Postby Fa Xing on Sat Oct 07, 2017 10:51 am

willie wrote:
Fa Xing wrote:
Exactly my point, weightlifting (as in that which they do in the Olympics) is not the same as in powerlifting which is not in the Olympics.

Powerlifting definition from wikipedia:

Powerlifting is a strength sport that consists of three attempts at maximal weight on three lifts: squat, bench press, and deadlift.


O.k. You are correct.
Me and the people that I have trained with classify it a bit differently.

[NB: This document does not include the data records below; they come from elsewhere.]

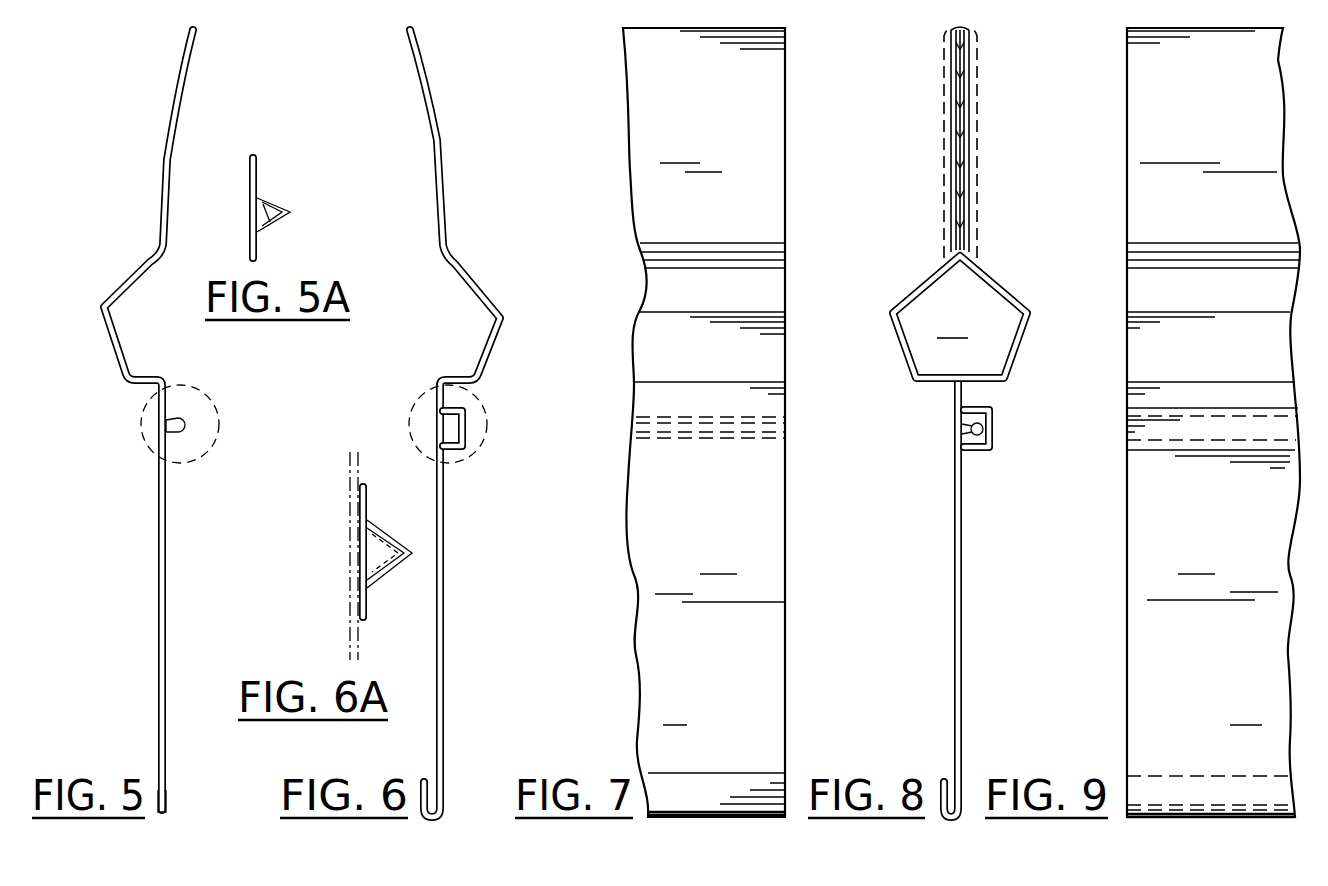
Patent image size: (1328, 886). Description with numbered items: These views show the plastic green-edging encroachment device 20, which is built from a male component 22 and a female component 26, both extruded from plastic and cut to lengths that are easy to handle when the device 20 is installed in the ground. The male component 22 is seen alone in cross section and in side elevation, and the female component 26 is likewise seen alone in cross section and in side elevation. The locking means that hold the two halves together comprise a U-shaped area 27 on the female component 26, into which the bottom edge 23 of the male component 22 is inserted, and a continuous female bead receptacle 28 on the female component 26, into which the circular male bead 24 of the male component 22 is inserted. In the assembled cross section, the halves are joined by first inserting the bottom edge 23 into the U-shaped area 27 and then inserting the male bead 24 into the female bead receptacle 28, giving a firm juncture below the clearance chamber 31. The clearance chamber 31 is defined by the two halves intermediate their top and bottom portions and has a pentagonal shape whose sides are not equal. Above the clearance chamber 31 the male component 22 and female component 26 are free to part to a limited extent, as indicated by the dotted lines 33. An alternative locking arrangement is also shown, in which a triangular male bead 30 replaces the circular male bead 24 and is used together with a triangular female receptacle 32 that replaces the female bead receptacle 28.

In FIG. 7, the encroachment device 20 is at (775, 186).
In FIG. 8, the encroachment device 20 is at (970, 182).
In FIG. 9, the encroachment device 20 is at (1142, 184).
In FIG. 5, the male component 22 is at (158, 563).
In FIG. 7, the male component 22 is at (710, 616).
In FIG. 5, the bottom edge 23 is at (166, 797).
In FIG. 5, the male bead 24 is at (184, 426).
In FIG. 6, the female component 26 is at (446, 570).
In FIG. 9, the female component 26 is at (1212, 612).
In FIG. 6, the U-shaped area 27 is at (432, 787).
In FIG. 6, the continuous female bead receptacle 28 is at (455, 433).
In FIG. 8, the continuous female bead receptacle 28 is at (975, 428).
In FIG. 5A, the triangular male bead 30 is at (283, 208).
In FIG. 6A, the triangular male bead 30 is at (390, 556).
In FIG. 8, the clearance chamber 31 is at (960, 317).
In FIG. 6A, the triangular female receptacle 32 is at (385, 575).
In FIG. 8, the dotted lines 33 is at (944, 78).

I consider the Bulgarian system powerlifting and it appears that a lot of the same methods used to gain strength are relatively the same as the methods
used by Olympic lifters.
When I think of powerlifting, It will usually be the big 3 (squat, dead-lift, bench) trained with sets of 3 or above as max strength is the main focus, usually with periodization.
Where as body building usually has higher reps used for maximal hypertrophy.


Which is absolutely, Bulgarian method is fantastic. I just threw it out there that the international definition is not the same as a training definition which can vary all over the world. I know that much of the Chinese weightlifting community loves doing both the big lifts of powerlifting and oly lifting, but will also incorporate a lot of bodybuilding methods too. I think we are going to see China really take the Olympic lifting by storm in the next couple upcoming Olympics.